Selbstoptimierung, Selfie-Wahn und Happenings – die westliche Spaßgesellschaft kennt nur eine Richtung: Glück um jeden Preis. Was zu vergessen droht, ist, dass es mit der Welt nicht besser steht. Zwar sind die stählernen Kolosse faschistischer und kommunistischer Ideologie verschwunden, doch Ungerechtigkeit, Intoleranz und Kriege geblieben.

Alles, was dem „Selbstischen“, wie es Goethe nannte, entgegensteht, wird weggezappt, wenn die Spannungskurve der Negativitäten überschritten ist. Und so gehört das Scheitern-Können nicht mehr zum Bewusstsein des Erfolgsmenschen, der nur auf der Überholspur eilig seine Gewinne kassiert. Das Absurde, von dem der französische Philosoph Albert Camus sprach, droht in Zeiten von Handyanbetung und iPad-Seligkeit in die Vergessenheit zu kippen. Denn im Virtuellen, als neuer Unendlichkeit gedacht, wird die Endlichkeit gestrichen, die Sterblichkeit eher als Ballast als ein Sein-zum-Tode verstanden. Und so manifestiert sich die Ego-Gesellschaft als neuer Mensch und weicht im Virtuellen selbst den Tod mit auf. Die Ambivalenz von Sinnhaftigkeit und Glück samt der Erfahrung der Sinnlosigkeit wie sie Camus im Blick hatte, verliert ihren Boden. Per Mausklick ins Glück lautet die Devise.

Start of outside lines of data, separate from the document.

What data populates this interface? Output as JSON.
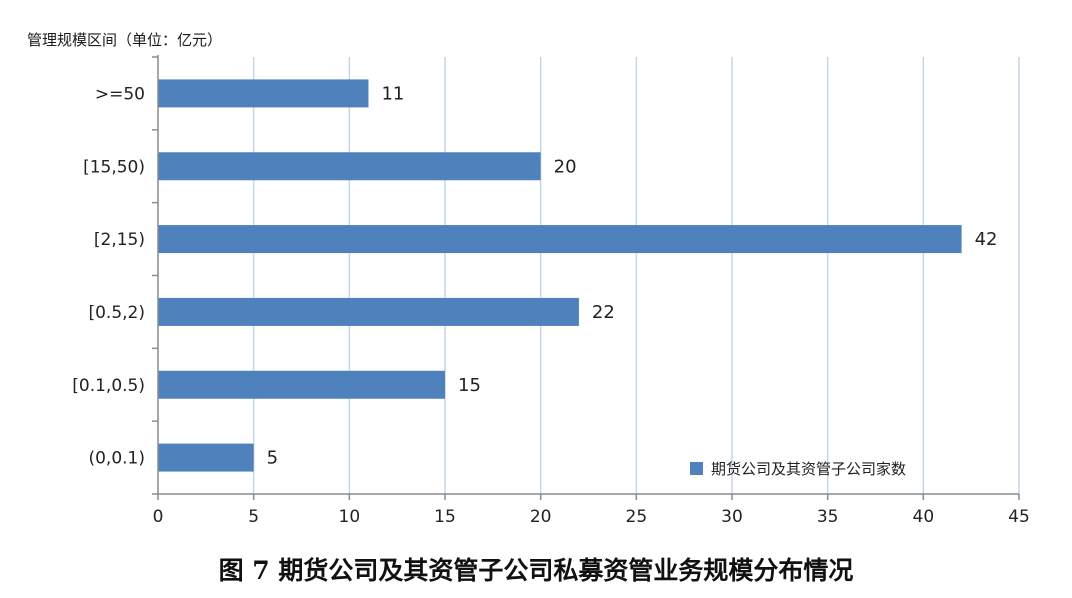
{
  "chart_data": {
    "type": "bar",
    "orientation": "horizontal",
    "ylabel": "管理规模区间（单位：亿元）",
    "caption": "图 7   期货公司及其资管子公司私募资管业务规模分布情况",
    "categories": [
      ">=50",
      "[15,50)",
      "[2,15)",
      "[0.5,2)",
      "[0.1,0.5)",
      "(0,0.1)"
    ],
    "series": [
      {
        "name": "期货公司及其资管子公司家数",
        "values": [
          11,
          20,
          42,
          22,
          15,
          5
        ],
        "color": "#4F81BD"
      }
    ],
    "xlim": [
      0,
      45
    ],
    "xticks": [
      0,
      5,
      10,
      15,
      20,
      25,
      30,
      35,
      40,
      45
    ],
    "grid": "vertical",
    "grid_color": "#c5d5ea",
    "legend_position": "bottom-right"
  }
}
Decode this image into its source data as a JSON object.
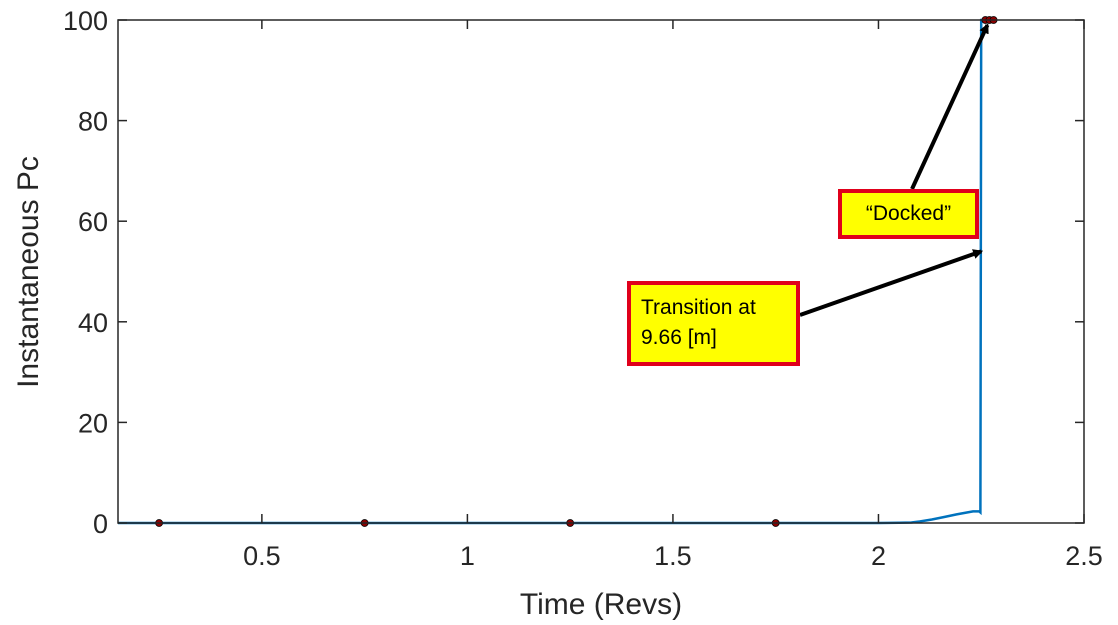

Dagegen scheint Camus‘ Philosophie des Absurden die richtige Weltanschauung für fleißige und tapfere Menschen zu sein, die von der Vergeblichkeit all ihrer Anstrengungen überzeugt sind, und die dennoch ihre Würde behalten und in aussichtsloser Lage arbeiten, kämpfen und eben deshalb groß und vor sich selbst und den anderen gerechtfertigt sind. Wahres Glück ist für den gebürtigen Algerier nur im existenziellen Kampf zwischen Sinnlosigkeit und Sinnsuche zu finden.

Camus ist es, der den Gedemütigten und Entrechteten eine Stimme verleiht, einen Humanismus ohne rettenden Anker zugleich, der ihnen aber im Angesicht ihres unwürdigen Schicksals, in ihrer Endlichkeit und Absurdität Unendlichkeit und Ewigkeit verschafft. Denn zeigt sich wahre Größe nicht im Scheitern und dennoch Standhalten, im Gedemütigtwerden und dennoch Würdigsein? Von Homers „Ilias“ bis hin zu John Waynes „Alamo“ – die gewaltigsten Heldenepen sind Epen des Untergangs. So degradieren die Feuer des versinkenden Trojas die griechischen Sieger zu zuckenden Schatten. Es waren nicht die siegreichen Griechen, sondern die geschlagenen und dem Tode überlieferten Trojaner, die im Scheitern ihre existenzielle Würde dokumentierten. Nicht die Glücksritter, die „Selbstischen“ werden letztendlich zu wahrer Seligkeit kommen, sondern nur jene, die sich der absurden Welt mutig im Kampf stellen. All diesem Leid, so würde Camus sagen, kann man nicht gleichgültig begegnen, sondern die „Auflehnung stellt die Welt in jeder Sekunde in Frage“, denn der absurde Mensch ist das Gegenteil des Versöhnten. „Der absurde Mensch kann alles nur ausschöpfen und sich selbst erschöpfen. Das Absurde ist seine äußerste Anspannung, an der er beständig mit einer unerhörten Anstrengung festhält; denn er weiß: in diesem Bewusstsein und in dieser Auflehnung bezeugt er Tag für Tag eine einzige Wahrheit, die Herausforderung“.